Bono in Rock Hall: Keep the Nobel Prize
Celebrating the 50th anniversary of rock, The Pretenders, The O'Jays, Percy Sledge and blues legend Buddy Guy were inducted into the Rock and Roll Hall of Fame in a New York ceremony Monday night – but it was inductees U2 that were clearly the evening's star attraction.
"They are the keepers of some of the most beautiful sonic orchestration in rock and roll," Bruce Springsteen said of the band.
No sooner had the Irish group – guitarist The Edge, bassist Adam Clayton, drummer Larry Mullen Jr. and frontman Bono – received their honor than they were facing reporters backstage. "Bono! ... What about the Nobel Peace Prize?" one reporter called out, obviously in reference to Bono's mission to eradicate third-world debt and curb the spread of AIDS in Africa.
"Rock star is already having the cream of the cake," Bono replied, according to the Associated Press.

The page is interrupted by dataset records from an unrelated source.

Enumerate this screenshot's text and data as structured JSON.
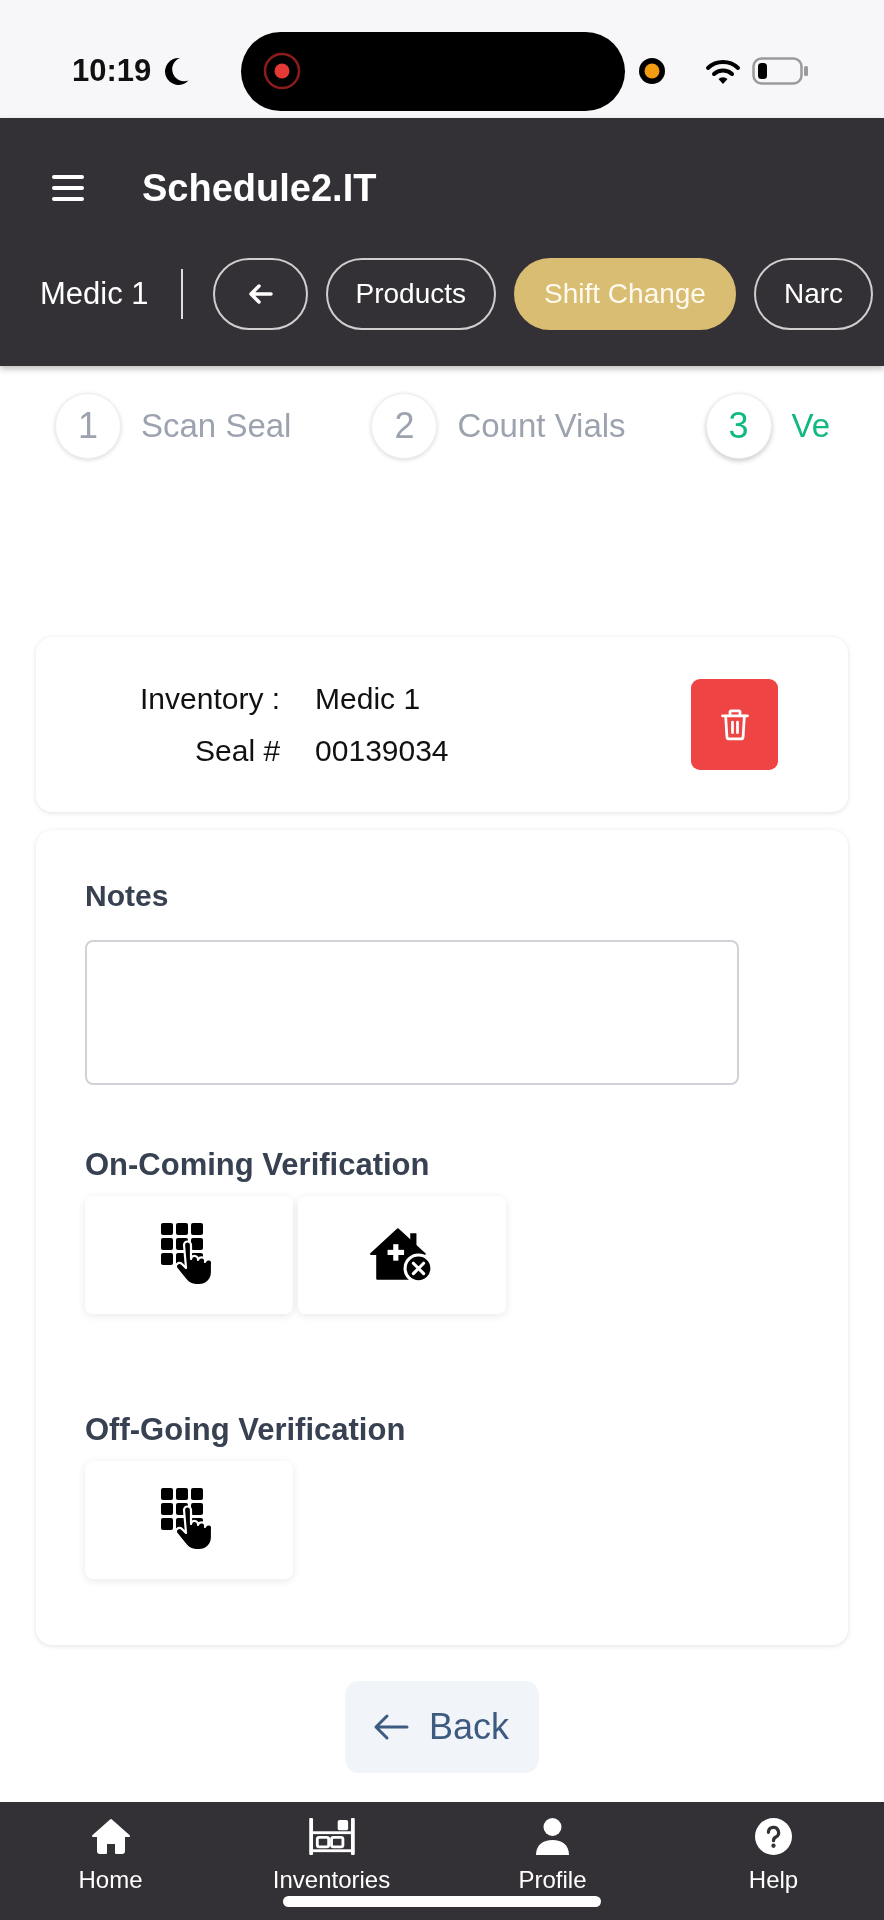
{
  "status_bar": {
    "time": "10:19"
  },
  "header": {
    "title": "Schedule2.IT",
    "inventory": "Medic 1",
    "chips": [
      {
        "kind": "back",
        "selected": false
      },
      {
        "kind": "text",
        "label": "Products",
        "selected": false
      },
      {
        "kind": "text",
        "label": "Shift Change",
        "selected": true
      },
      {
        "kind": "text",
        "label": "Narc",
        "selected": false
      }
    ]
  },
  "stepper": {
    "steps": [
      {
        "number": "1",
        "label": "Scan Seal",
        "selected": false
      },
      {
        "number": "2",
        "label": "Count Vials",
        "selected": false
      },
      {
        "number": "3",
        "label": "Ve",
        "selected": true
      }
    ]
  },
  "seal_card": {
    "fields": [
      {
        "label": "Inventory :",
        "value": "Medic 1"
      },
      {
        "label": "Seal #",
        "value": "00139034"
      }
    ]
  },
  "verification_card": {
    "notes": {
      "label": "Notes"
    },
    "sections": [
      {
        "title": "On-Coming Verification",
        "actions": [
          {
            "kind": "keypad"
          },
          {
            "kind": "remove-house"
          }
        ]
      },
      {
        "title": "Off-Going Verification",
        "actions": [
          {
            "kind": "keypad"
          }
        ]
      }
    ]
  },
  "back_button": {
    "label": "Back"
  },
  "bottom_nav": {
    "items": [
      {
        "kind": "home",
        "label": "Home"
      },
      {
        "kind": "inventories",
        "label": "Inventories"
      },
      {
        "kind": "profile",
        "label": "Profile"
      },
      {
        "kind": "help",
        "label": "Help"
      }
    ]
  }
}
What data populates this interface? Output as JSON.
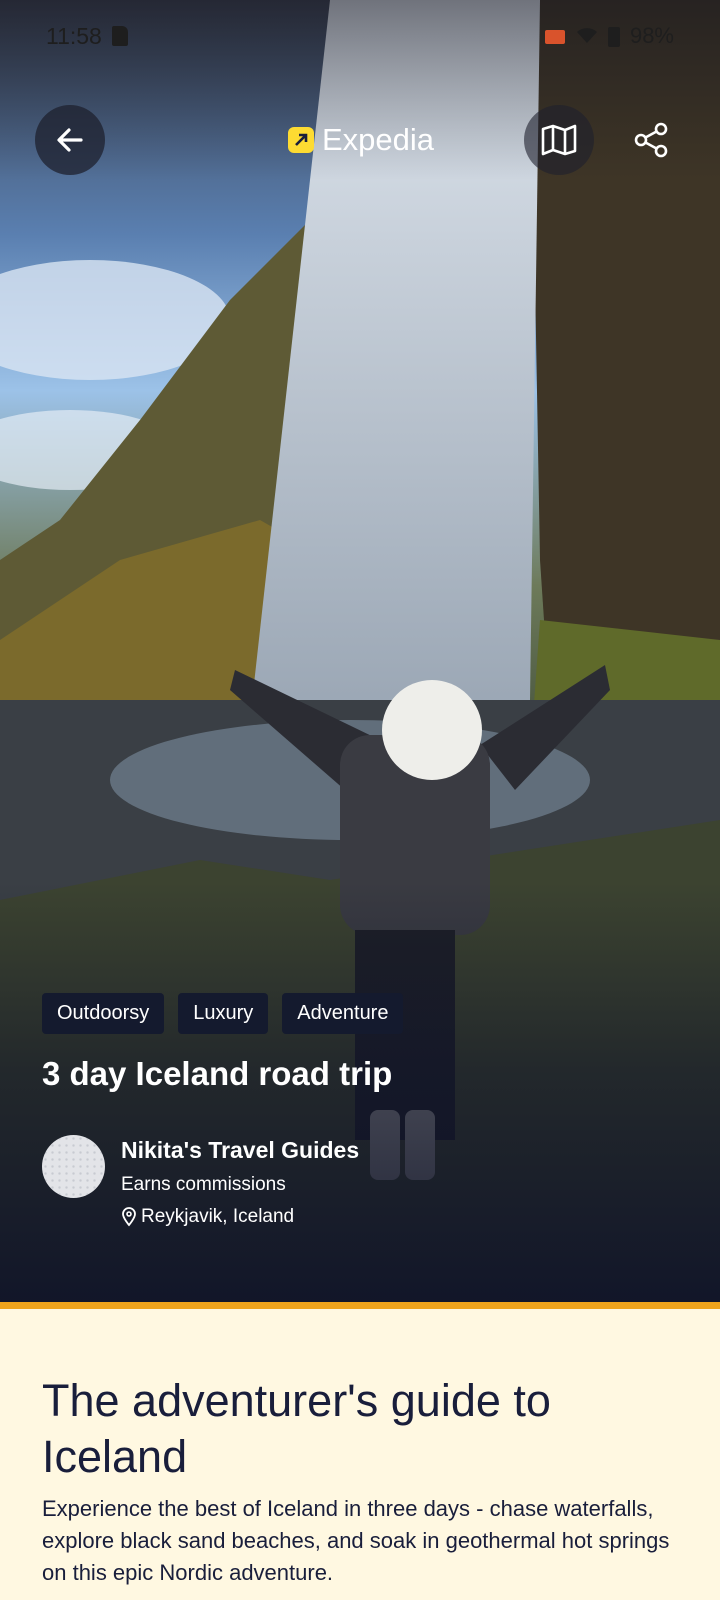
{
  "status_bar": {
    "time": "11:58",
    "battery": "98%"
  },
  "header": {
    "logo_text": "Expedia"
  },
  "trip": {
    "tags": [
      "Outdoorsy",
      "Luxury",
      "Adventure"
    ],
    "title": "3 day Iceland road trip",
    "author": {
      "name": "Nikita's Travel Guides",
      "note": "Earns commissions",
      "location": "Reykjavik, Iceland"
    }
  },
  "guide": {
    "title": "The adventurer's guide to Iceland",
    "description": "Experience the best of Iceland in three days - chase waterfalls, explore black sand beaches, and soak in geothermal hot springs on this epic Nordic adventure."
  },
  "colors": {
    "brand_yellow": "#fddb32",
    "accent_band": "#f0a41b",
    "tag_bg": "#141a2e",
    "text_dark": "#191e3b",
    "page_bg": "#fff8e1"
  },
  "icons": [
    "back-arrow-icon",
    "map-icon",
    "share-icon",
    "location-pin-icon",
    "expedia-logo-icon"
  ]
}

Even with U2 not inducted until after midnight, there was hardly an empty chair in the Waldorf-Astoria ballroom – though the crowd, which included Catherine Zeta-Jones, Richard Gere and Mariah Carey, was having a hard time remaining seated.
This was especially the case when U2 performed some of their biggest hits, including "I Still Haven't Found What I'm Looking For" with an assist from Springsteen.
Another highlight: Justin Timberlake inducting the O'Jays, who performed such standards as "Back Stabbers," "Love Train" and "For the Love of Money."
"Anyone who's ever written, produced or performed something soulful stands in the shadows of these giants," said Timberlake.